Day 4: Native American Heritage Commission Digital Atlas
The fourth day of Fort Ross Dialogue was dedicated to the memory of hundreds of thousands of victims to European colonization in California and the profound consequences such conquest has had on Native Californian nations. In particular the panel explores how the experience at Metini/Fort Ross was different for the Kashia Pomo than for most other tribes across the state.
In 1769, California had over 300,000 people and greater cultural diversity than any other world region of comparable size. By 1900, the population of indigenous Californians had fallen by 90 percent, a demographic holocaust of comparable scale to the impact of atomic bomb attacks on Japanese urban centers in 1945. State leaders have recently signaled the importance of educating the public and future generations about the long history of California’s native people; their near-destruction as a result of genocidal policies; and the resilience and survival of Native California today.
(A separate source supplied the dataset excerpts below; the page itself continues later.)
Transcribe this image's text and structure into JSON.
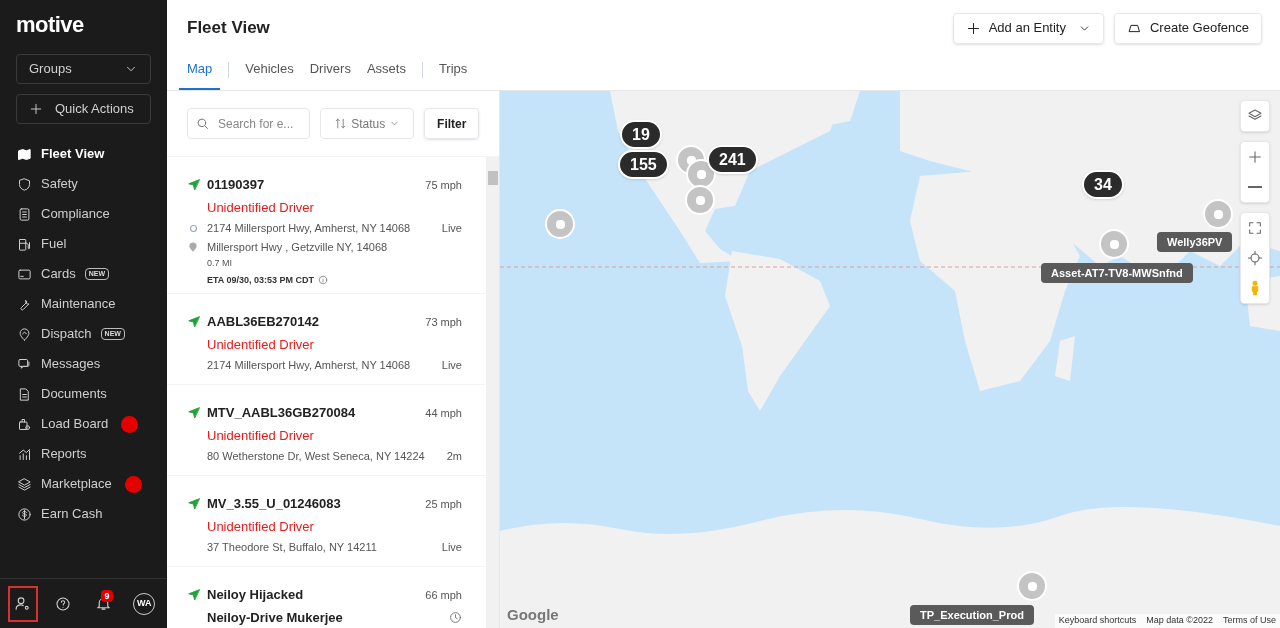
{
  "sidebar": {
    "logo": "motive",
    "groups_select": "Groups",
    "quick_actions": "Quick Actions",
    "items": [
      {
        "label": "Fleet View",
        "selected": true
      },
      {
        "label": "Safety",
        "selected": false
      },
      {
        "label": "Compliance",
        "selected": false
      },
      {
        "label": "Fuel",
        "selected": false
      },
      {
        "label": "Cards",
        "selected": false,
        "badge": "NEW"
      },
      {
        "label": "Maintenance",
        "selected": false
      },
      {
        "label": "Dispatch",
        "selected": false,
        "badge": "NEW"
      },
      {
        "label": "Messages",
        "selected": false
      },
      {
        "label": "Documents",
        "selected": false
      },
      {
        "label": "Load Board",
        "selected": false,
        "alert": true
      },
      {
        "label": "Reports",
        "selected": false
      },
      {
        "label": "Marketplace",
        "selected": false,
        "alert": true
      },
      {
        "label": "Earn Cash",
        "selected": false
      }
    ],
    "footer": [
      {
        "kind": "user-settings",
        "highlighted": true
      },
      {
        "kind": "help",
        "highlighted": false
      },
      {
        "kind": "bell",
        "highlighted": false,
        "count": "9"
      },
      {
        "kind": "avatar",
        "highlighted": false,
        "initials": "WA"
      }
    ]
  },
  "header": {
    "title": "Fleet View",
    "add_entity": "Add an Entity",
    "create_geofence": "Create Geofence",
    "tabs": [
      {
        "label": "Map",
        "selected": true
      },
      {
        "label": "Vehicles",
        "selected": false
      },
      {
        "label": "Drivers",
        "selected": false
      },
      {
        "label": "Assets",
        "selected": false
      },
      {
        "label": "Trips",
        "selected": false
      }
    ]
  },
  "list": {
    "search_placeholder": "Search for e...",
    "sort": "Status",
    "filter": "Filter",
    "vehicles": [
      {
        "name": "01190397",
        "speed": "75 mph",
        "driver": "Unidentified Driver",
        "unidentified": true,
        "address": "2174 Millersport Hwy, Amherst, NY 14068",
        "status": "Live",
        "destination": "Millersport Hwy , Getzville NY, 14068",
        "distance": "0.7 MI",
        "eta": "ETA 09/30, 03:53 PM CDT"
      },
      {
        "name": "AABL36EB270142",
        "speed": "73 mph",
        "driver": "Unidentified Driver",
        "unidentified": true,
        "address": "2174 Millersport Hwy, Amherst, NY 14068",
        "status": "Live"
      },
      {
        "name": "MTV_AABL36GB270084",
        "speed": "44 mph",
        "driver": "Unidentified Driver",
        "unidentified": true,
        "address": "80 Wetherstone Dr, West Seneca, NY 14224",
        "status": "2m"
      },
      {
        "name": "MV_3.55_U_01246083",
        "speed": "25 mph",
        "driver": "Unidentified Driver",
        "unidentified": true,
        "address": "37 Theodore St, Buffalo, NY 14211",
        "status": "Live"
      },
      {
        "name": "Neiloy Hijacked",
        "speed": "66 mph",
        "driver": "Neiloy-Drive Mukerjee",
        "unidentified": false,
        "clock": true
      }
    ]
  },
  "map": {
    "clusters": [
      "19",
      "155",
      "241",
      "34"
    ],
    "asset_labels": [
      "Asset-AT7-TV8-MWSnfnd",
      "Welly36PV",
      "TP_Execution_Prod"
    ],
    "logo": "Google",
    "attribution": [
      "Keyboard shortcuts",
      "Map data ©2022",
      "Terms of Use"
    ]
  }
}
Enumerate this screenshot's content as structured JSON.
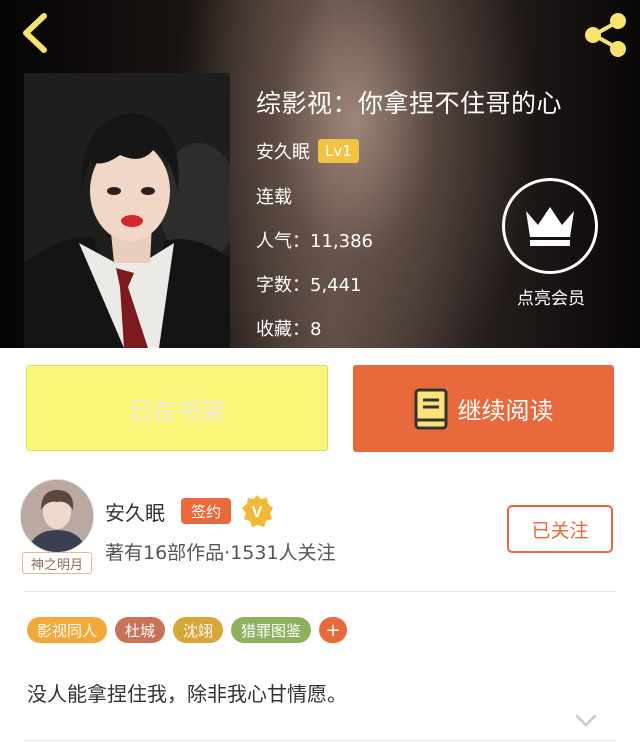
{
  "book": {
    "title": "综影视：你拿捏不住哥的心",
    "author": "安久眠",
    "level": "Lv1",
    "status": "连载",
    "popularity_label": "人气：11,386",
    "word_count_label": "字数：5,441",
    "favorites_label": "收藏：8"
  },
  "vip": {
    "label": "点亮会员"
  },
  "actions": {
    "shelf_label": "已在书架",
    "read_label": "继续阅读"
  },
  "author_card": {
    "name": "安久眠",
    "sign_badge": "签约",
    "verified_icon": "v-badge-icon",
    "avatar_tag": "神之明月",
    "stats": "著有16部作品·1531人关注",
    "follow_label": "已关注"
  },
  "tags": [
    {
      "label": "影视同人",
      "color": "#f2a93b"
    },
    {
      "label": "杜城",
      "color": "#c9725a"
    },
    {
      "label": "沈翊",
      "color": "#d8a63a"
    },
    {
      "label": "猎罪图鉴",
      "color": "#8fb05c"
    }
  ],
  "tag_more": "+",
  "summary": "没人能拿捏住我，除非我心甘情愿。",
  "colors": {
    "accent": "#e8693c",
    "shelf_button": "#fbf57a",
    "level_badge": "#f5c343",
    "icon_yellow": "#f6e46c"
  }
}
In 2018, supported by funds from the DRAM antitrust settlement, the California Native American Heritage Commission and the Department of Parks and Recreation embarked on an ambitious project to document the experience of the indigenous people of California in the form of an online Atlas. In this presentation, Jason MacCannell introduces features of the Atlas and discusses how the public can use this tool to acquire insights into California’s native heritage and colonial past.
Opening remarks: Timothy Kelly, President of Fort Ross Conservancy
- Dr. Jason MacCannell, Special Assistant to the Director California Department of Parks & Recreation (State Parks)
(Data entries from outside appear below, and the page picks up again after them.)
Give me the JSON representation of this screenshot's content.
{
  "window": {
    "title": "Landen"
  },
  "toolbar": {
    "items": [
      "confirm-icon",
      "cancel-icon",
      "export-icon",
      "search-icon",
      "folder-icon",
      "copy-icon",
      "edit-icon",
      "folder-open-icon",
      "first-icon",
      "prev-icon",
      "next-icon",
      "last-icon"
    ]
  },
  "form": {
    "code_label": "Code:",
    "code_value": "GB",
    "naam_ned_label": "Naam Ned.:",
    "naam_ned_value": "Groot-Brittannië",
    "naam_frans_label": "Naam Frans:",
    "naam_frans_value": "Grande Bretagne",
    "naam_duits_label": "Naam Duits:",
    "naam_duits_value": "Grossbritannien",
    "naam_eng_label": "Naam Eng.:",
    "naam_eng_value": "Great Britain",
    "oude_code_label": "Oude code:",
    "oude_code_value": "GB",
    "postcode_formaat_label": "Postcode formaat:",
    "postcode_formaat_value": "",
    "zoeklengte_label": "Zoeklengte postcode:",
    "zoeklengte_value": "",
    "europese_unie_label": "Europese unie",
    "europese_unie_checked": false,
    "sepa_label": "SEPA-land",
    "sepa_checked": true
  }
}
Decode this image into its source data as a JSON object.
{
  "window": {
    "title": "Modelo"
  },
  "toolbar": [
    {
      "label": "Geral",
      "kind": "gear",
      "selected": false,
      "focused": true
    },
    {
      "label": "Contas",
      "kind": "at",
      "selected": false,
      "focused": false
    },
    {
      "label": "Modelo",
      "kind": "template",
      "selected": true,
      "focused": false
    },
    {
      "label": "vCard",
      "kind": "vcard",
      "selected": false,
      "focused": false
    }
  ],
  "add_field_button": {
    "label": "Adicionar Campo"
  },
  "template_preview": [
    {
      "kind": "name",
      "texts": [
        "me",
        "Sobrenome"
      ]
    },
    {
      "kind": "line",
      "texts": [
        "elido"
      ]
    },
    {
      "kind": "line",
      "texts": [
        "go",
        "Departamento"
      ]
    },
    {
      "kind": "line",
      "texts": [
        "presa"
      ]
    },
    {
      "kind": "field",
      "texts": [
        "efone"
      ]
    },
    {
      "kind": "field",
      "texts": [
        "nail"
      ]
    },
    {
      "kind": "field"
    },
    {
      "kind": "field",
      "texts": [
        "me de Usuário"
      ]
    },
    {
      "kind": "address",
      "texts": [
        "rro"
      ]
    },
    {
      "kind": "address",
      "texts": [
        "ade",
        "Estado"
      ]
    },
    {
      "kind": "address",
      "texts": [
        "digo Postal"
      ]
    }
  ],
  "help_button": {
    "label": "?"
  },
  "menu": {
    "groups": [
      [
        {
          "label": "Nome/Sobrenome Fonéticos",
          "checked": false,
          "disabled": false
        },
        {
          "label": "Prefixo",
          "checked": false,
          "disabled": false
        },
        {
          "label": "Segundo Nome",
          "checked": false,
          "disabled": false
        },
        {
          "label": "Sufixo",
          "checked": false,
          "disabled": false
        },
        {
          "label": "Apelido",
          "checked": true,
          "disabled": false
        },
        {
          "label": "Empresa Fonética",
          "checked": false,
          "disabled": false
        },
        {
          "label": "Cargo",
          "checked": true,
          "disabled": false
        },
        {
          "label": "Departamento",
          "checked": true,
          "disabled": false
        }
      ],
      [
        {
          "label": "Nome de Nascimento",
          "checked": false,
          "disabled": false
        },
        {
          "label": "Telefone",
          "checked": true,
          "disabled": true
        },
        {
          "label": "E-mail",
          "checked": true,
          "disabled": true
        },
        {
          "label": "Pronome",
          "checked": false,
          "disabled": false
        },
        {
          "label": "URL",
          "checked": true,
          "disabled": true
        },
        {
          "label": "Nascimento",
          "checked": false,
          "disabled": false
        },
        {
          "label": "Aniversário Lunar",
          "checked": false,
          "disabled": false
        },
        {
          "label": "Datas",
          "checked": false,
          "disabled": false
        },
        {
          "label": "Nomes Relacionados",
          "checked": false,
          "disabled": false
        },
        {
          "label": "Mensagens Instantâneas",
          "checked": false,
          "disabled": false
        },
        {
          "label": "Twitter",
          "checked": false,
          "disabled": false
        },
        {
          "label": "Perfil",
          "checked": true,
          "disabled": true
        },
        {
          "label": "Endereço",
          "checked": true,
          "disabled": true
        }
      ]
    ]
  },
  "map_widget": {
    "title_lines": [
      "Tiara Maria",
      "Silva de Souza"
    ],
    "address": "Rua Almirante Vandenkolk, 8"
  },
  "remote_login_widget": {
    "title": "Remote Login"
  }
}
- Kaylee Pinola, graduate student and Kashia Pomo tribal member from Fort Ross / Metini
- Bob Sam, Councilman For Sitka Tribe of Alaska
From Timothy Kelly: “Fort Ross – a place that no matter where you come from, it demands that we think about the wider world, that we remember how complex, and courageous, and creative, and connected our species really is.”
From Jason MacCannel: “In California from 1769 to 1900 about 90% of the indigenes population was lost… California’s indigenous people have rebounded, their numbers are now about the same as before contact. There are 170 tribes of California natives in contact with the state’s native heritage commission.
The survival of the people and the tribes of California, that is the reason we have this whole atlas rather than just the layer reflecting the genocide. I wanted to show how the peoples of these ancient civilizations were more than victims, are much more than victims. and to give tribes their own voice and not perpetuate the myth that these people belong to the past.”